Lawrie’s first movie as assistant was CAESAR AND CLEOPATRA, produced by an irascible and untalented Hungarian mogul/confidence man called Gabby Pascal. Pascal had managed to persuade the notoriously intractable George Bernard Shaw to grant him the film rights to his entire oeuvre. Turning up for the meeting in a pair of new yellow socks (“always wear something new to an important meeting”) Gabby convinced George of his genius, which GBS remained convinced off throughout their partnership, despite numberless proofs to the contrary. ‘What is your company called?’ asked Shaw, agreeing to the deal. ‘It can be called whatever you like, once you advance me the money to set it up,’ replied the Mittel-European with a beastly twinkle.

CAESAR was a massive super-production, with all the traditional wastage. ‘We exported sand to Egypt for the desert scenes,’ remembered Lawrie with wonderment, ‘– during wartime!’ A thousand sandals were made for Egyptian extras, who promptly ate them. ‘The soft leather was apparently quite a delicacy.’ Ancient Egyptian-sounding music was produced by the Ondes Martenot, one of the first electronic instruments. Huge murals were painted, then ignored by the camera because the director preferred blank walls.

On location, Lawrie sat in a tent and manned a radio, co-ordinating troops for Caesar’s battles. ‘Oh, the battles were a scream! We killed so many people,” he recalled fondly. “Twenty years later I was walking in London with my fiancee, when a grubby old man accosted us. “Remember me?” he said. I didn’t. He raised his hat. One ear was missing. Cut off by a sword in one of those battle scenes. The man said, “I got paid a fortune for that. I do hope we’re going to do another film soon. I’ve still got one ear!”‘

In C&C, Jean Simmons doubled for Vivian Leigh, being thrown into a water tank at Rank Denham Studios — in January. They hurled her in, she couldn’t swim, the man delegated to save her couldn’t swim either, she was eventually hauled out, shivering and bedraggled, to face a delighted Pascal, who was doubling as director. “That was vunderful, perfect, perfect! We do it one more time.”

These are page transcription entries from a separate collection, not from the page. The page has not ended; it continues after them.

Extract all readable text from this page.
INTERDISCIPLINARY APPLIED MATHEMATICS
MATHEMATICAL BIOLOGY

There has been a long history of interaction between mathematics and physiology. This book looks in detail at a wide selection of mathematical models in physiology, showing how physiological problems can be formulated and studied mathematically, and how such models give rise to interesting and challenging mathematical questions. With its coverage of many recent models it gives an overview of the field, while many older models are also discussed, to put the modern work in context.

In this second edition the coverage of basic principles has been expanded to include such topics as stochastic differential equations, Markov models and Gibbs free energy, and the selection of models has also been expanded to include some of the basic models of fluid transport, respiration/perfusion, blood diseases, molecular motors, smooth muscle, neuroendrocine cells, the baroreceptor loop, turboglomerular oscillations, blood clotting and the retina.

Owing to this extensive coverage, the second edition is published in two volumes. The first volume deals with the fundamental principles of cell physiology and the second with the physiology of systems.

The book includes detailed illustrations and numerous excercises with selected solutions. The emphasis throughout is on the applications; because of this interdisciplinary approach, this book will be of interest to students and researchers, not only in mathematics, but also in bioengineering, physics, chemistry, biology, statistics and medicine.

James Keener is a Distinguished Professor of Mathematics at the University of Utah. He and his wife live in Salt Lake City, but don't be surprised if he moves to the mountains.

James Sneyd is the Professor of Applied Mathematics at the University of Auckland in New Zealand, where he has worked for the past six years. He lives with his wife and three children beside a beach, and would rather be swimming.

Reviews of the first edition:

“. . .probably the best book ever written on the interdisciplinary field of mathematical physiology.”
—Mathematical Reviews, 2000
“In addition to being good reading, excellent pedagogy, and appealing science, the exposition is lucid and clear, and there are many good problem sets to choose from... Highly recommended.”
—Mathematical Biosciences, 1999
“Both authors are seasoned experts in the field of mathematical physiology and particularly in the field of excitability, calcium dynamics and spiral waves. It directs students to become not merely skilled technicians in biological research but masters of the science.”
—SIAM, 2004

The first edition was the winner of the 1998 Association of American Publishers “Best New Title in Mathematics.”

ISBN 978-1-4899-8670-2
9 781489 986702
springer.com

(Remind me to tell you the one about Pascal and the camel sometime.)

Jean genie

On BLACK NARCISSUS, Lawrie got to know Jean better. ‘I used to help her wash the brown body make-up off in the bath,’ he said, dreamily. Sabu was very interested in her too, but Mrs. Simmons didn’t approve of him, so he went off with Jean’s stand-in instead and got her pregnant.’

(Sabu is a pretty well unique figure in British cinema — my students are usually surprised that we had an Indian star in British films in the 40s. We don’t have one now!)

As Lawrie reminisced, I remember thinking: ‘Jean Simmons. In the bath. Aged seventeen. Wow. I’m in the wrong line of work.’ And then, ‘Waitaminute! I’m in the same line of work.’